Hosea 14:5-6 I will be like the dew to Israel; he shall blossom like the lily; he shall take root like the trees of Lebanon; his shoots shall spread out; his beauty shall be like the olive, and his fragrance like Lebanon. Dew comes with the dawn and represents cleansing, refreshing, and reinvigoration of life. Here God is promising to be the source of life to Israel and, by extension through Christ, all the children of Abraham who believe in YHWH whether born Jewish or adopted as gentile Christians. The dew seems to represent eternal life in much the same way John refers to the Water of Life (Rev 22:17). What could be more fragrant to the soul than such refreshment?

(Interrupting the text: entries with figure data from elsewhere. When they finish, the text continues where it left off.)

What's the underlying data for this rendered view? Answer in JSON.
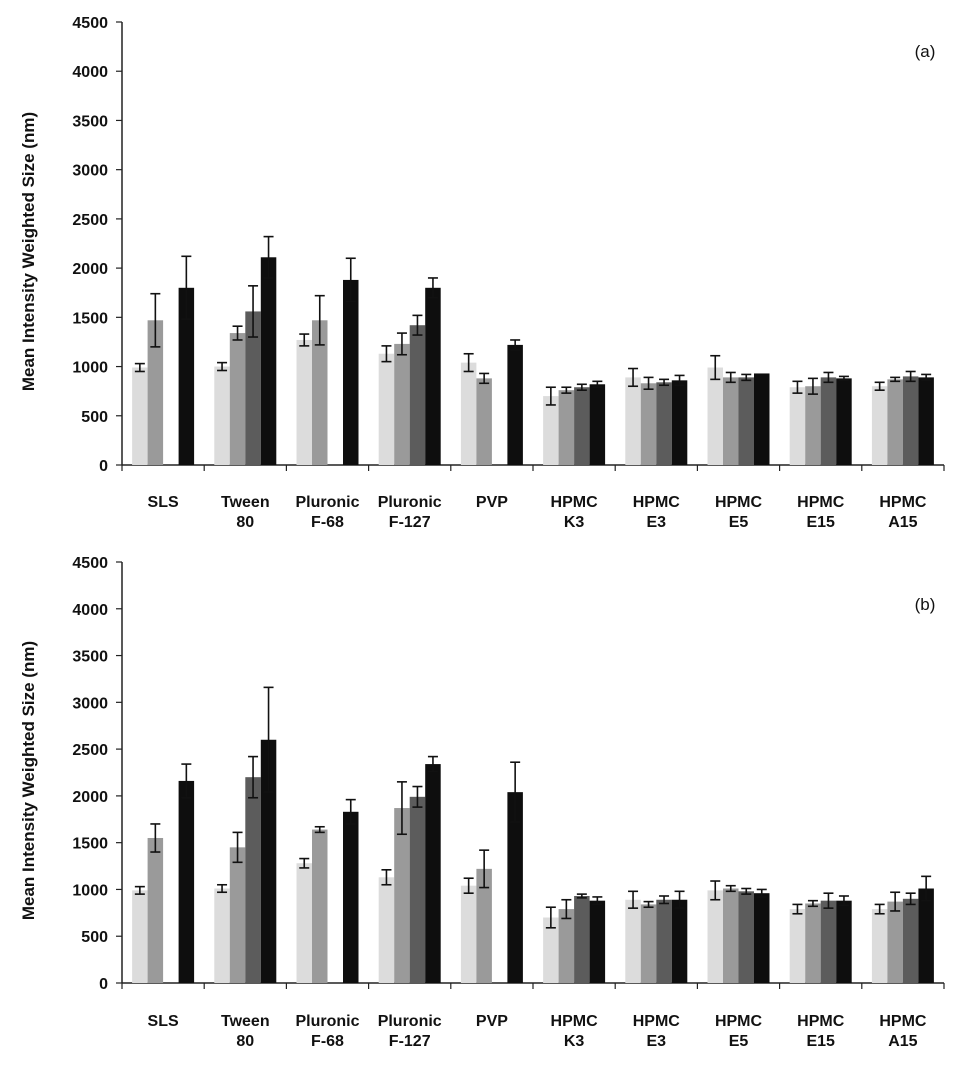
{
  "chart_data": [
    {
      "type": "bar",
      "panel_label": "(a)",
      "ylabel": "Mean Intensity Weighted Size (nm)",
      "ylim": [
        0,
        4500
      ],
      "yticks": [
        0,
        500,
        1000,
        1500,
        2000,
        2500,
        3000,
        3500,
        4000,
        4500
      ],
      "grid": false,
      "categories": [
        [
          "SLS"
        ],
        [
          "Tween",
          "80"
        ],
        [
          "Pluronic",
          "F-68"
        ],
        [
          "Pluronic",
          "F-127"
        ],
        [
          "PVP"
        ],
        [
          "HPMC",
          "K3"
        ],
        [
          "HPMC",
          "E3"
        ],
        [
          "HPMC",
          "E5"
        ],
        [
          "HPMC",
          "E15"
        ],
        [
          "HPMC",
          "A15"
        ]
      ],
      "series": [
        {
          "color": "#dcdcdc",
          "values": [
            990,
            1000,
            1270,
            1130,
            1040,
            700,
            890,
            990,
            790,
            800
          ],
          "errors": [
            40,
            40,
            60,
            80,
            90,
            90,
            90,
            120,
            60,
            40
          ]
        },
        {
          "color": "#9a9a9a",
          "values": [
            1470,
            1340,
            1470,
            1230,
            880,
            760,
            830,
            890,
            800,
            870
          ],
          "errors": [
            270,
            70,
            250,
            110,
            50,
            30,
            60,
            50,
            80,
            20
          ]
        },
        {
          "color": "#5c5c5c",
          "values": [
            null,
            1560,
            null,
            1420,
            null,
            790,
            840,
            890,
            890,
            900
          ],
          "errors": [
            null,
            260,
            null,
            100,
            null,
            30,
            30,
            30,
            50,
            50
          ]
        },
        {
          "color": "#0e0e0e",
          "values": [
            1800,
            2110,
            1880,
            1800,
            1220,
            820,
            860,
            930,
            880,
            890
          ],
          "errors": [
            320,
            210,
            220,
            100,
            50,
            30,
            50,
            0,
            20,
            30
          ]
        }
      ]
    },
    {
      "type": "bar",
      "panel_label": "(b)",
      "ylabel": "Mean Intensity Weighted Size (nm)",
      "ylim": [
        0,
        4500
      ],
      "yticks": [
        0,
        500,
        1000,
        1500,
        2000,
        2500,
        3000,
        3500,
        4000,
        4500
      ],
      "grid": false,
      "categories": [
        [
          "SLS"
        ],
        [
          "Tween",
          "80"
        ],
        [
          "Pluronic",
          "F-68"
        ],
        [
          "Pluronic",
          "F-127"
        ],
        [
          "PVP"
        ],
        [
          "HPMC",
          "K3"
        ],
        [
          "HPMC",
          "E3"
        ],
        [
          "HPMC",
          "E5"
        ],
        [
          "HPMC",
          "E15"
        ],
        [
          "HPMC",
          "A15"
        ]
      ],
      "series": [
        {
          "color": "#dcdcdc",
          "values": [
            990,
            1010,
            1280,
            1130,
            1040,
            700,
            890,
            990,
            790,
            790
          ],
          "errors": [
            40,
            40,
            50,
            80,
            80,
            110,
            90,
            100,
            50,
            50
          ]
        },
        {
          "color": "#9a9a9a",
          "values": [
            1550,
            1450,
            1640,
            1870,
            1220,
            790,
            840,
            1010,
            850,
            870
          ],
          "errors": [
            150,
            160,
            30,
            280,
            200,
            100,
            30,
            30,
            30,
            100
          ]
        },
        {
          "color": "#5c5c5c",
          "values": [
            null,
            2200,
            null,
            1990,
            null,
            930,
            890,
            980,
            880,
            900
          ],
          "errors": [
            null,
            220,
            null,
            110,
            null,
            20,
            40,
            30,
            80,
            60
          ]
        },
        {
          "color": "#0e0e0e",
          "values": [
            2160,
            2600,
            1830,
            2340,
            2040,
            880,
            890,
            960,
            880,
            1010
          ],
          "errors": [
            180,
            560,
            130,
            80,
            320,
            40,
            90,
            40,
            50,
            130
          ]
        }
      ]
    }
  ]
}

Hosea 14:7 They shall return and dwell beneath my shadow; they shall flourish like the grain; they shall blossom like the vine; their fame shall be like the wine of Lebanon. The promise is clarified here. Believers will come and dwell in the presence of God (Rev 22:3). In the meanwhile the number of believers will grow and be extensions of the vine (Jn 15:5).
Hosea 14:8 O Ephraim, what have I to do with idols? It is I who answer and look after you. I am like an evergreen cypress; from me comes your fruit. Returning to the earlier theme, God once again reminds us that He has nothing to do with idols. He reminds us it is Him alone who is our shepherd and it is He alone to whom we should give praise and worship. His comparison to the evergreen illustrates His perpetual solidity. He tells us that it is through Him alone we bare any good fruit (Gal 5:16-26).
Hosea 14:9 Whoever is wise, let him understand these things; whoever is discerning, let him know them; for the ways of the Lord are right, and the upright walk in them, but transgressors stumble in them. Hosea ends with a word of cautionary hope. The caution is to be wise, for those who refuse to admit God is God and submit to His divine authority will stumble on His words. They won’t understand and will be combative toward Him. Strife isn’t of God, but from disharmony with God’s Will. The wise will hear. The wise will listen attentively to God and trust Him to be right. Beyond admission and submission, the hearing trusting believer will commit himself to doing whatever God asks of them. To be a witness of this good news must compel a person to testify through word and deed. If you know the Good News, you must let others know (Mt 5:14). It isn’t just words, it’s a way of life – eternal life.